4. Prefer to observe rather than perform
Some folks treat social media as information, entertainment, or a mix of both, and commenting can feel like they’re yelling at the TV, clapping alone in a movie theater when the credits roll, or yelling “That’s not true!” to a news anchor that will never hear them. But contrary to that, social media is a place where those yells, claps, and accusations can be seen and get a response. By its design, social media is considered by experts and the media as performative, regardless of whether it is positive or negative. Taking all of the previously mentioned traits into account, one can see why they would prefer to “observe the play” rather than get up on the stage of Facebook or X.
On top of that, these non-commenters could be using social media differently than those who choose to fully engage with it. Using this type of navigation, there may be nothing for them to comment about. Some commenters are even vying for this for their mental health. There are articles about how to better curate your social media feeds and manipulate algorithms to create a better social media experience to avoid unnecessary conflict or mentally tiring debate.
If you go on a blocking spree on all of your accounts and just follow the posters that boost you, it could turn your social media into a nice part of your routine as you mainly engage with others face-to-face or privately. In terms of commenting, if your curated Instagram is just following cute dogs and all you have to offer for a comment is “cute dog,” you might just enjoy the picture and then move on with your day rather than join in the noise. These non-commenters aren’t in the show and they’re fine with it.
5. Less motivated by social validation
The last trait that Brown showcases is that social media users who browse without posting tend to be independent from external validation, at least online. Social media is built to grow through feedback loops such as awarding likes, shares, and reposts of your content along with notifications letting you know that a new person follows you or wants to connect.

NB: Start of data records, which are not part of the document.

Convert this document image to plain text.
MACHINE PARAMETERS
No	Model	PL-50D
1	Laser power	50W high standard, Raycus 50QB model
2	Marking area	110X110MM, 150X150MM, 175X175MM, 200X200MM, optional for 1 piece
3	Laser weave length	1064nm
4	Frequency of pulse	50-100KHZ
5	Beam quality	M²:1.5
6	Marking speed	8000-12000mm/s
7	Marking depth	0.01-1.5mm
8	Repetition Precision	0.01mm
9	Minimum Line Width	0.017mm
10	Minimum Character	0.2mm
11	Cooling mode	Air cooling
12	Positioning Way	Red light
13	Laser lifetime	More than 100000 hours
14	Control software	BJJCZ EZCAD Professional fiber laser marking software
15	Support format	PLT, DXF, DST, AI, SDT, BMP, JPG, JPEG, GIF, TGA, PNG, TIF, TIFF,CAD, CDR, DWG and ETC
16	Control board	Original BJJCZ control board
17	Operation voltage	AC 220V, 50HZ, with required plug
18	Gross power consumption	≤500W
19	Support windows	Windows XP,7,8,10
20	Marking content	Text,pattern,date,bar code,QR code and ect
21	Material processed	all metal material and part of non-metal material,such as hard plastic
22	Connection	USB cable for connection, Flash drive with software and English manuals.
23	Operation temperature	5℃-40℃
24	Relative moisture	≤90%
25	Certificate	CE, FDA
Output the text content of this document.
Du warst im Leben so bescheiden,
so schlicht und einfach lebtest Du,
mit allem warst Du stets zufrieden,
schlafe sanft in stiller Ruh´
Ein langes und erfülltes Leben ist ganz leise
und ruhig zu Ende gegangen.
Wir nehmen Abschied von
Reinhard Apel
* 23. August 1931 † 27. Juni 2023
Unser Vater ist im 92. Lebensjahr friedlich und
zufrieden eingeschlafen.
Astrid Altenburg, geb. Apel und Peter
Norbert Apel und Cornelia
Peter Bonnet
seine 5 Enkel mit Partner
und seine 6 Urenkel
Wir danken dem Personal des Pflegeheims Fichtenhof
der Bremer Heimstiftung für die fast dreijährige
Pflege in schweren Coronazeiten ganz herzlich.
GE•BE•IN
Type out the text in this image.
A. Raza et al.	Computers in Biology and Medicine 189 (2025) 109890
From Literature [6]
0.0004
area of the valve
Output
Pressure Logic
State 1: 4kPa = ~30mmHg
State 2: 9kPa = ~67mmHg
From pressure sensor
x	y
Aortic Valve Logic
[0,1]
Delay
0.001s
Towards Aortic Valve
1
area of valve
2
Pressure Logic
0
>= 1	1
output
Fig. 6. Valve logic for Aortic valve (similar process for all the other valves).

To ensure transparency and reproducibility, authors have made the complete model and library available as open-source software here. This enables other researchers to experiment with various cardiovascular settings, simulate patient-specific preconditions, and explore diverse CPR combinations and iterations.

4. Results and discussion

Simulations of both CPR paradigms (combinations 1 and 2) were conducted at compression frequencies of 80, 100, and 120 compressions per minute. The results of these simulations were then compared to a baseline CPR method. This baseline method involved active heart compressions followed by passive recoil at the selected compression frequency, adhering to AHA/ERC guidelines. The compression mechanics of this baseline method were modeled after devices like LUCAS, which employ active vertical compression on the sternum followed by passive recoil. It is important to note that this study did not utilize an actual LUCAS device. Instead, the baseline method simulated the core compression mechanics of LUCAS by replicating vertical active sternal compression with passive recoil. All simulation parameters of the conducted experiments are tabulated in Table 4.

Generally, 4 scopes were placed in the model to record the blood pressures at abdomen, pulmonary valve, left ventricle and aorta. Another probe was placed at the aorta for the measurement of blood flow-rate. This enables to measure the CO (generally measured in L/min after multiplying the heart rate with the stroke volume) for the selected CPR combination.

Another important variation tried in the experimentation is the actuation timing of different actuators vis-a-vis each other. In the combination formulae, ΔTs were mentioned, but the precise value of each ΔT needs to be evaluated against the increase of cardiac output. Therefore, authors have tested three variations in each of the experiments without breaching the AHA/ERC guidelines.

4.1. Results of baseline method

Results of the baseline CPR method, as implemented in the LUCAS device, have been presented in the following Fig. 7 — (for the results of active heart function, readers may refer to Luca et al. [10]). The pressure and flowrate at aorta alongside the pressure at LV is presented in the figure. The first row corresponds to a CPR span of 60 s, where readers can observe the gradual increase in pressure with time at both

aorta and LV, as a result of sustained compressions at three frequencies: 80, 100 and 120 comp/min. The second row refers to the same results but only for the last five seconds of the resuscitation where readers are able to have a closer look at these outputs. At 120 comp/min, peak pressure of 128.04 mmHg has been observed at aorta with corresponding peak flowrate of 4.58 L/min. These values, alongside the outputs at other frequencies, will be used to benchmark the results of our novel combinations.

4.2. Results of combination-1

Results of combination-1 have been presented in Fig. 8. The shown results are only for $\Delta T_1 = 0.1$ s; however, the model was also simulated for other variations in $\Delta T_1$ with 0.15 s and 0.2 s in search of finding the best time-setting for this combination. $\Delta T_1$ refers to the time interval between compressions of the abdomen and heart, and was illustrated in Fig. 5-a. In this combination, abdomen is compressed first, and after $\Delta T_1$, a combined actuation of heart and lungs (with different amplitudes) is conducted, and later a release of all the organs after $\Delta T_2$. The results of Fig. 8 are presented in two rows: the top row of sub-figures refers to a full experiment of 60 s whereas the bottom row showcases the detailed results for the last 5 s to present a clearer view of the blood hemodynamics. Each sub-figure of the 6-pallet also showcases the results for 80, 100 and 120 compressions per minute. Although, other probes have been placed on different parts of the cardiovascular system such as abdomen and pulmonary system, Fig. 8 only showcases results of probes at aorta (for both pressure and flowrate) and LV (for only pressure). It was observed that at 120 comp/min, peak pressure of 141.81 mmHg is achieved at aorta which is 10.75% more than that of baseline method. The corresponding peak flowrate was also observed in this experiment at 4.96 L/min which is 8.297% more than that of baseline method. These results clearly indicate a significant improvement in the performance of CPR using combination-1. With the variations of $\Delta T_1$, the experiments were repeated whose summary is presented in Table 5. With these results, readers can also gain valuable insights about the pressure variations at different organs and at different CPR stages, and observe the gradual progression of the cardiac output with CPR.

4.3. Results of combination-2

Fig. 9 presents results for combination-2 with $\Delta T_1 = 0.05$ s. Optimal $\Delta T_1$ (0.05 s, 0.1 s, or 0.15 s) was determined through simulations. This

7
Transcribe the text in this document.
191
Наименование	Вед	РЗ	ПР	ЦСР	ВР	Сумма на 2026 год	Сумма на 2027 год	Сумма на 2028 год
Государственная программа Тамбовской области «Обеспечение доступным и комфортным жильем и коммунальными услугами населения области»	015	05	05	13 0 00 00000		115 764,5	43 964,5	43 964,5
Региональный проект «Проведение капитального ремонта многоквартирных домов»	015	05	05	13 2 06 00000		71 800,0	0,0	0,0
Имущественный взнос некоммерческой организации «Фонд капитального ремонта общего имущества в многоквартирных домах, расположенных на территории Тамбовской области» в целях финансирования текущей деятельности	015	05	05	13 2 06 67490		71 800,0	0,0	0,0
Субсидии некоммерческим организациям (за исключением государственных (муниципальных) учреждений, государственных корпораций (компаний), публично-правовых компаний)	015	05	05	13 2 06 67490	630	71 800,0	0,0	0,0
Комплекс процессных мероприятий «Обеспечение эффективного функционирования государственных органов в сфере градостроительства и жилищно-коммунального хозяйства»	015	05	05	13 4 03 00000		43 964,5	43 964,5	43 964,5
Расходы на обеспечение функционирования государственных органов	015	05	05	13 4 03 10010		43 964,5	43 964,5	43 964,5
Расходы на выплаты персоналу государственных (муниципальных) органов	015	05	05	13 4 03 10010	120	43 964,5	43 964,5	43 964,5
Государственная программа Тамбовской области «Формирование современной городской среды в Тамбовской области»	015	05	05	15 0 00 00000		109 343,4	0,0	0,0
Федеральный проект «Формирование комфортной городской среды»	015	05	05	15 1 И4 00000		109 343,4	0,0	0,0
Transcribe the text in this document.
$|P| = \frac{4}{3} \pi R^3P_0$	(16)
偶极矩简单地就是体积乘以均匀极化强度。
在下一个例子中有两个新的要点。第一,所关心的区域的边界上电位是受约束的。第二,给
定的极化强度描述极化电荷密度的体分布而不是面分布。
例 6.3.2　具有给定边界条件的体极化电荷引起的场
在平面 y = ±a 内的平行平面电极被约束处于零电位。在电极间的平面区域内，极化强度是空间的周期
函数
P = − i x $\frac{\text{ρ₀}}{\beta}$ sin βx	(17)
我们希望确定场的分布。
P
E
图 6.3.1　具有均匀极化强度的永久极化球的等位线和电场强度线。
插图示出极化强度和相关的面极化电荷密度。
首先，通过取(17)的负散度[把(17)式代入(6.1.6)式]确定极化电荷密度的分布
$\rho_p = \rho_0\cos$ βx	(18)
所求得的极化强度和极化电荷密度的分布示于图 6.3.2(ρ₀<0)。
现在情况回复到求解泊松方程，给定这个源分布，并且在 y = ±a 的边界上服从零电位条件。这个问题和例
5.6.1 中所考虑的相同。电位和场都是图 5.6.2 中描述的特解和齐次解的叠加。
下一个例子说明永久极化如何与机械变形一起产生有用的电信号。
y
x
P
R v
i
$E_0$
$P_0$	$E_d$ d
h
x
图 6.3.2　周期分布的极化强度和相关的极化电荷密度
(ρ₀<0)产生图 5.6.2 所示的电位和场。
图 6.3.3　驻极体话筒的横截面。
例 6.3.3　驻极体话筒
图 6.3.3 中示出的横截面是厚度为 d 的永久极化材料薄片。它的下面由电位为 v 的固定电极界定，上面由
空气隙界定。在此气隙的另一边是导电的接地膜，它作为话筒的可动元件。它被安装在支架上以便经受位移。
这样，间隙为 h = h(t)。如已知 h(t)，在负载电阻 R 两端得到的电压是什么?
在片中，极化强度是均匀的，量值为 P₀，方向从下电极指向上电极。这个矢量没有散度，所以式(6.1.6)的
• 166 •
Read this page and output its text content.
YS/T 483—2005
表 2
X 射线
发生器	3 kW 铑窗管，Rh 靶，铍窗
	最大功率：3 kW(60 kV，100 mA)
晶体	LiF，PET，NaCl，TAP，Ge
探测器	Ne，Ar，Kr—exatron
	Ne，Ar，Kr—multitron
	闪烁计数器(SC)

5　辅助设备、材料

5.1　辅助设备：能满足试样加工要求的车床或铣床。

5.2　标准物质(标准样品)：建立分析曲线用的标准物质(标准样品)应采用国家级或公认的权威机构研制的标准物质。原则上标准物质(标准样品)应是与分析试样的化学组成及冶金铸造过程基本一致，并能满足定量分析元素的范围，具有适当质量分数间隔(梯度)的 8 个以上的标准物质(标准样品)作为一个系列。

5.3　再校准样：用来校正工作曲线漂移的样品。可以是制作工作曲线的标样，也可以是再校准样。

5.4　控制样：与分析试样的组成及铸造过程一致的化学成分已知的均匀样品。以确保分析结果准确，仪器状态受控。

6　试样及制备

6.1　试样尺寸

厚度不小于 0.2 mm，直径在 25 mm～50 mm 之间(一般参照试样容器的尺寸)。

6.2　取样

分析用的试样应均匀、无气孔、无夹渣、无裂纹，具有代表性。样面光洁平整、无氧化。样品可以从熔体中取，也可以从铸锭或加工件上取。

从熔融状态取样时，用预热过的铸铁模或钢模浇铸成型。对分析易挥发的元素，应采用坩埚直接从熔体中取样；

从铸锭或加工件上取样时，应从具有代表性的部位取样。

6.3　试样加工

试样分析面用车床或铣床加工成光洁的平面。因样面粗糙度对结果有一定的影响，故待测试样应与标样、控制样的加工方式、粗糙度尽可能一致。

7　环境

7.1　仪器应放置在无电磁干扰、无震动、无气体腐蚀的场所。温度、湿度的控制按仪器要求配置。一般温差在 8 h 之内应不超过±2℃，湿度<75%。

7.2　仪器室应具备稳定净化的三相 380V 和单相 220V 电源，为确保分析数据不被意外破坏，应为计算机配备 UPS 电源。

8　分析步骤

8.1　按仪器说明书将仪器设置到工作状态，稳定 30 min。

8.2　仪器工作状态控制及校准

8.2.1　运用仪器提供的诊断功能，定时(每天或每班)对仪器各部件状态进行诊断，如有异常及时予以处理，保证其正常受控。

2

This can lead many people to connect their activity on social media with their sense of self worth, especially with adolescents who are still figuring out their place in the world and have still-developing brains.
Engaging in social media via likes, shares, comments, and posts rewards our brains by having them release dopamine, which makes us feel good and can easily become addictive. For whatever reason, non-commenters don’t rely on social media as a means to gauge their social capital or self worth. This doesn’t make them better than those who do. While some non-commenters could have healthier ways to boost their self worth or release dopamine into their systems, many get that validation from equally unhealthy sources offline. That said, many non-commenters’ silence could be a display of independence and self confidence.
Whether you frequently comment online or don’t, it’s good to understand why you do or don’t. Analyzing your habits can help you determine whether your online engagement is healthy, or needs to be tweaked. With that information, you can then create a healthy social media experience that works for you.